Creating a culture of sensitive language, both during patient interactions and in chart documentation, can also promote supportive measures for trauma survivors. For example, using people-first language, such as describing a patient as a person with a substance use disorder rather than an addict, promotes a framework of care where the patient is not exclusively defined by a potentially stigmatizing condition or coping-related behavior.14,15 In addition, clinicians should avoid using terms such as “difficult” or “noncompliant” when discussing patients, because these terms gloss over the multifactorial issues that have an impact on patient behavior, including trauma. Choosing words carefully improves the patient’s opportunity to continue receiving sensitive, trauma-informed care from clinicians in the future.
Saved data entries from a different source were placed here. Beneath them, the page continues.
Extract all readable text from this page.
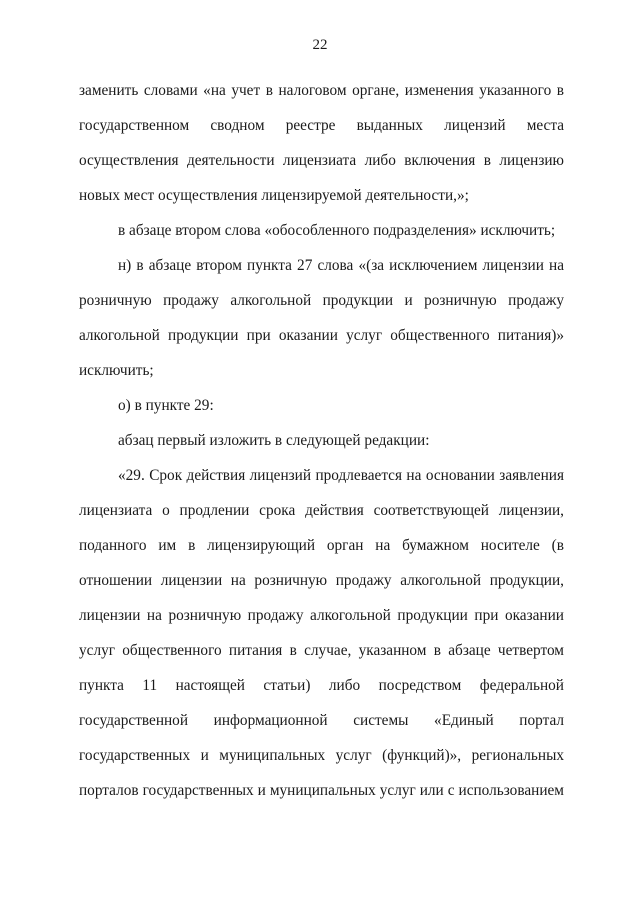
22

заменить словами «на учет в налоговом органе, изменения указанного в государственном сводном реестре выданных лицензий места осуществления деятельности лицензиата либо включения в лицензию новых мест осуществления лицензируемой деятельности,»;

в абзаце втором слова «обособленного подразделения» исключить;

н) в абзаце втором пункта 27 слова «(за исключением лицензии на розничную продажу алкогольной продукции и розничную продажу алкогольной продукции при оказании услуг общественного питания)» исключить;

о) в пункте 29:

абзац первый изложить в следующей редакции:

«29. Срок действия лицензий продлевается на основании заявления лицензиата о продлении срока действия соответствующей лицензии, поданного им в лицензирующий орган на бумажном носителе (в отношении лицензии на розничную продажу алкогольной продукции, лицензии на розничную продажу алкогольной продукции при оказании услуг общественного питания в случае, указанном в абзаце четвертом пункта 11 настоящей статьи) либо посредством федеральной государственной информационной системы «Единый портал государственных и муниципальных услуг (функций)», региональных порталов государственных и муниципальных услуг или с использованием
Because trauma-informed care is an emerging field in primary care, best practices are evolving and ultimately guided by the specific preferences and needs of each patient. Given the medical community’s growing understanding of the prevalence of trauma and its impact on health, implementing universal trauma-informed care during a clinic encounter allows all patients to receive sensitive, individualized care from their family physician.